Ellis Woodman- Executive Editor
Those who argue that good design comes a poor second to sustainability are missing a key argument
I once heard Max Fordham argue that if the UK was serious about retrofitting its building stock it would need to employ the kind of legislation that had led to every window in the country being fitted with blackout blinds in the course of two weeks at the beginning of the second world war.
Such was the scale of the emergency, he claimed, that we couldn’t waste time arguing over the architectural consequences — the grade I listed facades of London’s Bedford Square should be encased in insulated render immediately.
Fordham no doubt meant his choice of example as a provocation, but his sense that architectural values should be of peripheral importance to the sustainability agenda is actually widely shared. An undertaking like the Green Deal is, for example, is being discussed almost exclusively as an exercise in energy saving and carbon reduction.

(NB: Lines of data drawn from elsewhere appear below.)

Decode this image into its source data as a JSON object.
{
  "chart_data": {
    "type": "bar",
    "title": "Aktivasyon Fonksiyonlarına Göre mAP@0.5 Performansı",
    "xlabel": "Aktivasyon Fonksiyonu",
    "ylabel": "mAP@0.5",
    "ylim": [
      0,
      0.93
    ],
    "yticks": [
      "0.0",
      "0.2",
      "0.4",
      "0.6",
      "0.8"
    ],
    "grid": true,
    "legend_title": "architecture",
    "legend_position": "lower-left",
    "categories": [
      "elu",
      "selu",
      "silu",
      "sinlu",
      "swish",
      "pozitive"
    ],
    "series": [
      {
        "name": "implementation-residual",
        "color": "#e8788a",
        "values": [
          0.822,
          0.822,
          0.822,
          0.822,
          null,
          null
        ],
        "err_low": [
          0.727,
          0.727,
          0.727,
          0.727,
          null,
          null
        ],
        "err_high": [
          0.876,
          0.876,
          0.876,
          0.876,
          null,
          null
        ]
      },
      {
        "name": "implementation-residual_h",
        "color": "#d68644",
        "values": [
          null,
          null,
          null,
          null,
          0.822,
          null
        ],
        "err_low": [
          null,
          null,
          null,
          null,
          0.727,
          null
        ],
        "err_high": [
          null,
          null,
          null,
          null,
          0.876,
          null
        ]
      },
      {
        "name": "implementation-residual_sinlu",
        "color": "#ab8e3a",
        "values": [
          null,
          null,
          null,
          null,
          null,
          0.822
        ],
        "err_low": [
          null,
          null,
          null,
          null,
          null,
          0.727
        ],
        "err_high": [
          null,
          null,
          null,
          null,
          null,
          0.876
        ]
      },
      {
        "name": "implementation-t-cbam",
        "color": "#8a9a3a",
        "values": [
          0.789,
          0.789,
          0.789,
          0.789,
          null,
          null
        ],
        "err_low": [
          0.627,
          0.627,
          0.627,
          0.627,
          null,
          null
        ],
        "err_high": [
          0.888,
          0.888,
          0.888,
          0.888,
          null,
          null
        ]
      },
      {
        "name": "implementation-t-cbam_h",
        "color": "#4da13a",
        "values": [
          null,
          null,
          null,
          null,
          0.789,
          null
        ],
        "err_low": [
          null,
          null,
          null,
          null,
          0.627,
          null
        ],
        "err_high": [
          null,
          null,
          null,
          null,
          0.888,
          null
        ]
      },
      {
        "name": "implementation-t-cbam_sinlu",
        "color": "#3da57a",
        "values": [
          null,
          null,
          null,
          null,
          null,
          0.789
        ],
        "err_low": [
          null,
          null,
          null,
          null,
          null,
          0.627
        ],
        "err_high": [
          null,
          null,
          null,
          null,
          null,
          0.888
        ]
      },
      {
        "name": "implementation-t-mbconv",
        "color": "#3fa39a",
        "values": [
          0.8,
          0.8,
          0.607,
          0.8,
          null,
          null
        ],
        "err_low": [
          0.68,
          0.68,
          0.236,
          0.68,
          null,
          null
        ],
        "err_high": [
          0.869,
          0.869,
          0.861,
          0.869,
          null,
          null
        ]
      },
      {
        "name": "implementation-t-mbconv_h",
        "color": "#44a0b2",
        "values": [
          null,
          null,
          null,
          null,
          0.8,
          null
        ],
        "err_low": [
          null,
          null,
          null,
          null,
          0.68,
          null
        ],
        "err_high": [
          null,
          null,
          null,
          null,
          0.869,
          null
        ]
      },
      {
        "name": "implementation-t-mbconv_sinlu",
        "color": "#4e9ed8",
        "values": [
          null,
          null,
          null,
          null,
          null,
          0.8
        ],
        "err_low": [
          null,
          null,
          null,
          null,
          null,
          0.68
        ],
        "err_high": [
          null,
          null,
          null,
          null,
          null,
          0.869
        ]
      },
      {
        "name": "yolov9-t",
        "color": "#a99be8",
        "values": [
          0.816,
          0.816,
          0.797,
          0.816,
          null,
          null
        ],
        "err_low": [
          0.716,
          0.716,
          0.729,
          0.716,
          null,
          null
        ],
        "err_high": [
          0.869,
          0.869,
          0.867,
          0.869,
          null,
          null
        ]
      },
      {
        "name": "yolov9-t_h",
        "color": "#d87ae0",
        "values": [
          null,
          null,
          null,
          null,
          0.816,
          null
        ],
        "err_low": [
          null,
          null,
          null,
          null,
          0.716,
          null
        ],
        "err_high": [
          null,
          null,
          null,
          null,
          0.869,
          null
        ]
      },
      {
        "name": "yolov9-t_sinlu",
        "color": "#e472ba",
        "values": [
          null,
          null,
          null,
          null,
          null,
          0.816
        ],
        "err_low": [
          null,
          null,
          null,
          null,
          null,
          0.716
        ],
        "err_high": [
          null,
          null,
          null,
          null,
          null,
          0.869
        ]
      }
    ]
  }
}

Isn’t it also, we might ask, an opportunity to improve the architectural qualities of the buildings it will address?
There is a seminar taking place at Ecobuild this Wednesday entitled A Stirling Prize for Retrofit?, which will seek to identify ways we might reclaim retrofit as an architectural operation.
Among the speakers is Simon Allford, whose practice’s Angel Building would certainly have been a front-runner had any such prize been in existence last year. AHMM’s remodelling left developer Derwent with a building not just considerably greener than the one it had bought; it also allowed it to charge a significantly higher per square metre rate.
In fact it was only by improving the building’s architectural qualities that AHMM achieved the uplift in values that made the retrofitting economically viable in the first place.
That circular logic is equally germane to the retrofitting of our housing stock. In London’s Docklands Sunand Prasad — another speaker — has led the team that retrofitted a 20-year-old terraced house as part of the Retrofit for the Future project. It was only by increasing the market value of the property that the building works proved a justifiable investment.
Sustainability is not just an environmental consideration but an economic one too. As long as architectural values are excluded from discussions around retrofit it is always going to prove difficult to give both of them the attention they demand.